- Widać, że dużo wydarzyło się w kuluarach i to jest pewna gra, w której - jak dla mnie - prezydent USA idzie za daleko w kurtuazjach wobec Putina - powiedział w "Jeden na jeden" w TVN24 pełnomocnik rządu RP do spraw odbudowy Ukrainy Paweł Kowal (KO). Komentował rozmowę telefoniczną prezydenta USA z rosyjskim przywódcą Władimirem Putinem.
Prezydent USA Donald Trump poinformował w środę, że rozmawiał telefonicznie z Putinem między innymi o wojnie w Ukrainie. Według jego relacji, obaj przywódcy zgodzili się, że chcą powstrzymać śmierć żołnierzy rosyjskich i ukraińskich. Uzgodnili też natychmiastowe rozpoczęcie negocjacji pokojowych.
Prezydent Wołodymyr Zełenski zapowiedział w czwartek, że Ukraina nie zaakceptuje żadnych dwustronnych porozumień o swoim losie zawartych przez Moskwę i Waszyngton bez udziału Kijowa.
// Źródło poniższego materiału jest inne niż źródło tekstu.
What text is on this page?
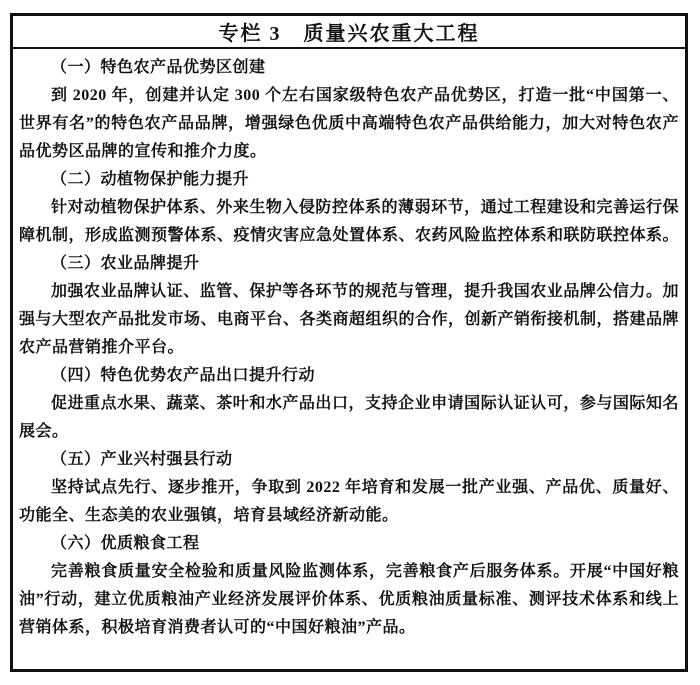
专栏 3　质量兴农重大工程

（一）特色农产品优势区创建

到 2020 年，创建并认定 300 个左右国家级特色农产品优势区，打造一批“中国第一、世界有名”的特色农产品品牌，增强绿色优质中高端特色农产品供给能力，加大对特色农产品优势区品牌的宣传和推介力度。

（二）动植物保护能力提升

针对动植物保护体系、外来生物入侵防控体系的薄弱环节，通过工程建设和完善运行保障机制，形成监测预警体系、疫情灾害应急处置体系、农药风险监控体系和联防联控体系。

（三）农业品牌提升

加强农业品牌认证、监管、保护等各环节的规范与管理，提升我国农业品牌公信力。加强与大型农产品批发市场、电商平台、各类商超组织的合作，创新产销衔接机制，搭建品牌农产品营销推介平台。

（四）特色优势农产品出口提升行动

促进重点水果、蔬菜、茶叶和水产品出口，支持企业申请国际认证认可，参与国际知名展会。

（五）产业兴村强县行动

坚持试点先行、逐步推开，争取到 2022 年培育和发展一批产业强、产品优、质量好、功能全、生态美的农业强镇，培育县域经济新动能。

（六）优质粮食工程

完善粮食质量安全检验和质量风险监测体系，完善粮食产后服务体系。开展“中国好粮油”行动，建立优质粮油产业经济发展评价体系、优质粮油质量标准、测评技术体系和线上营销体系，积极培育消费者认可的“中国好粮油”产品。
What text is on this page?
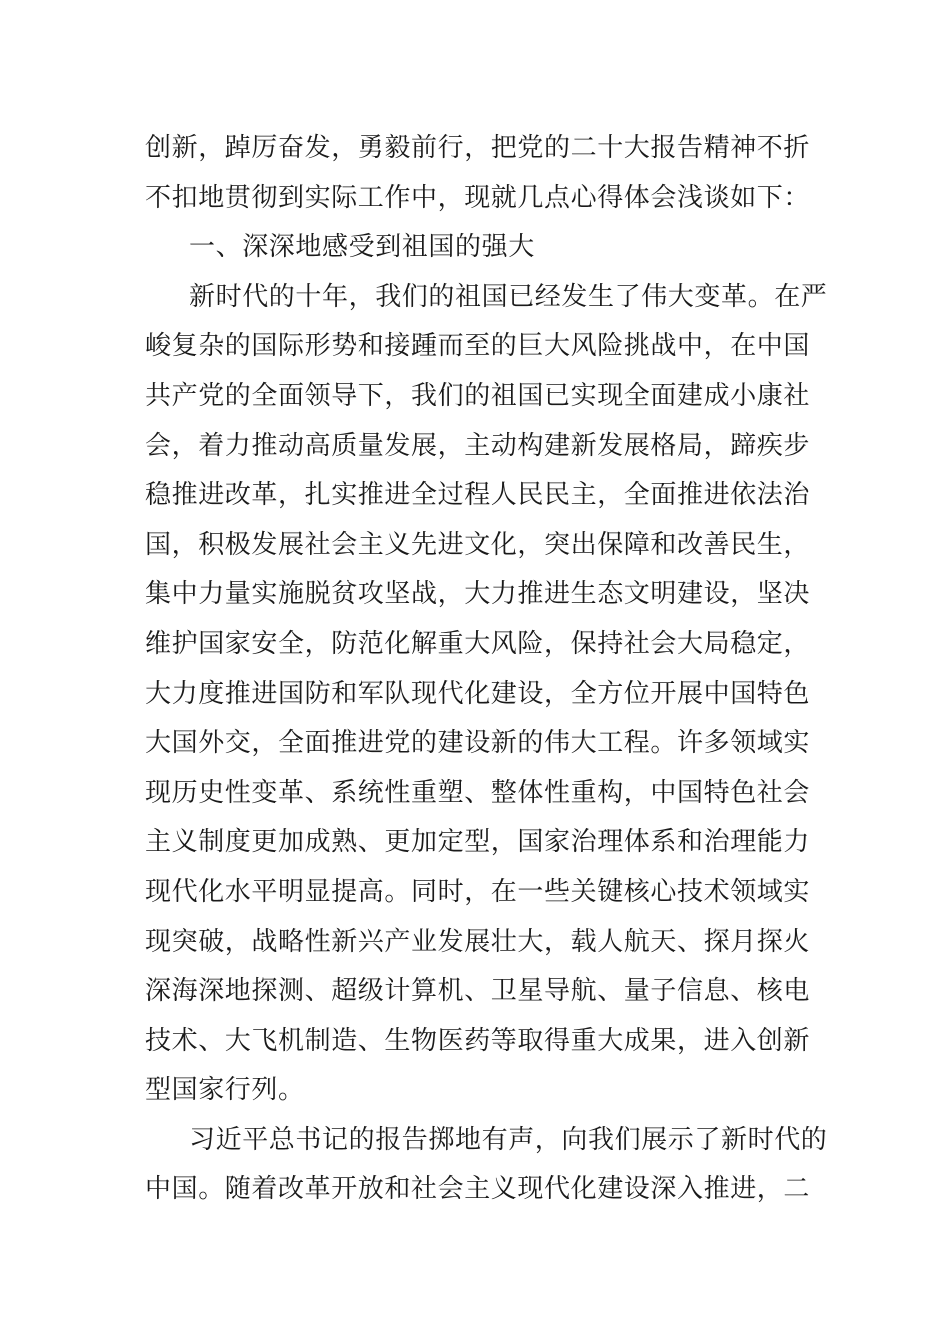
创新，踔厉奋发，勇毅前行，把党的二十大报告精神不折
不扣地贯彻到实际工作中，现就几点心得体会浅谈如下：

一、深深地感受到祖国的强大

新时代的十年，我们的祖国已经发生了伟大变革。在严
峻复杂的国际形势和接踵而至的巨大风险挑战中，在中国
共产党的全面领导下，我们的祖国已实现全面建成小康社
会，着力推动高质量发展，主动构建新发展格局，蹄疾步
稳推进改革，扎实推进全过程人民民主，全面推进依法治
国，积极发展社会主义先进文化，突出保障和改善民生，
集中力量实施脱贫攻坚战，大力推进生态文明建设，坚决
维护国家安全，防范化解重大风险，保持社会大局稳定，
大力度推进国防和军队现代化建设，全方位开展中国特色
大国外交，全面推进党的建设新的伟大工程。许多领域实
现历史性变革、系统性重塑、整体性重构，中国特色社会
主义制度更加成熟、更加定型，国家治理体系和治理能力
现代化水平明显提高。同时，在一些关键核心技术领域实
现突破，战略性新兴产业发展壮大，载人航天、探月探火
深海深地探测、超级计算机、卫星导航、量子信息、核电
技术、大飞机制造、生物医药等取得重大成果，进入创新
型国家行列。

习近平总书记的报告掷地有声，向我们展示了新时代的
中国。随着改革开放和社会主义现代化建设深入推进，二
Paweł Kowal ocenił w "Jeden na jeden" w TVN24, że wszystko, co może zostać ustalone, dotyczy bezpośrednio naszego bezpieczeństwa. - Widać, że dużo wydarzyło się w kuluarach i to jest pewna gra, w której - jak dla mnie - prezydent USA idzie za daleko w tych kurtuazjach wobec Putina - ocenił. - Może to nawet być takie poczucie pewnej słabości - dodał.
Mówił, że "jeżeli coś dotyczy bezpieczeństwa Europy, nie może się to toczyć poza Europą, bo byłoby to w sensie sojuszniczym nielojalne".
Dodał, że "te rozmowy na temat końca wojny w Ukrainie, czy przerwy w wojnie w Ukrainie, to są po prostu rozmowy o bezpieczeństwie Europy". - Nie powinno być takich rozmów bez europejskich sojuszników - podkreślił.
Kowal: to, co dla nas jest ważne, to nie dać Putinowi przerwy strategicznej
Pełnomocnik rządu RP do spraw odbudowy Ukrainy zaznaczył, że "w interesie naszego kraju jest oczywiście pokój, który opiera się na prawie miedzynarodowym, pokój, w którym Ukraina ma możliwości rozwoju, a nie staje się państwem jeszcze bardziej trudnym w zarządzaniu niż jeszcze kilka lat temu chociażby".
Kowal został zapytany, jaki scenariusz byłby najgorszy, jeśli chodzi o finał negocjacji, które rozpoczyna Trump.
- To, co dla nas jako Polski jest ważne, to nie dać Putinowi przerwy strategicznej. Rozumiem przez to taką sytuację, że mówimy mu: "okej, wracasz na wszystkie salony" - odpowiedział.
- Nie wiem, czy dzisiaj, kiedy prezydent Trump mówi o obecności Putina w gronie kluczowych państw na świecie, G8, to jest tylko część negocjacji, bo tak może być (...). Ale dla nas byłoby źle, gdyby Putin został wpuszczony na salony, gdyby zdjęto sankcje. Dostałby po prostu czas na dozbrojenie się i to byłoby dozbrojenie się przeciwko nam - dodał.
Kowal powiedział, że "źle by było, gdyby uznano prawnie zmiany granic dokonanych siłą, bo to byłby precedens".
- My co do zasady opowiadamy się za tym, żeby był pokój. Nie ma sensu ciągnąć wojny dla wojny. Tu jest już czas na to, żeby te procesy odbudowy uruchomić, żeby ukraińskie społeczeństwo mogło się skupić na wchodzeniu do Unii Europejskiej. Ja uważam, że nie ma innego wyjścia niż Unia Europejska i NATO dla Ukrainy, jeżeli chcemy, żeby Ukraina była państwem bezpiecznym, pasującym do, powiem wprost, rzeczywistości europejskiej - mówił.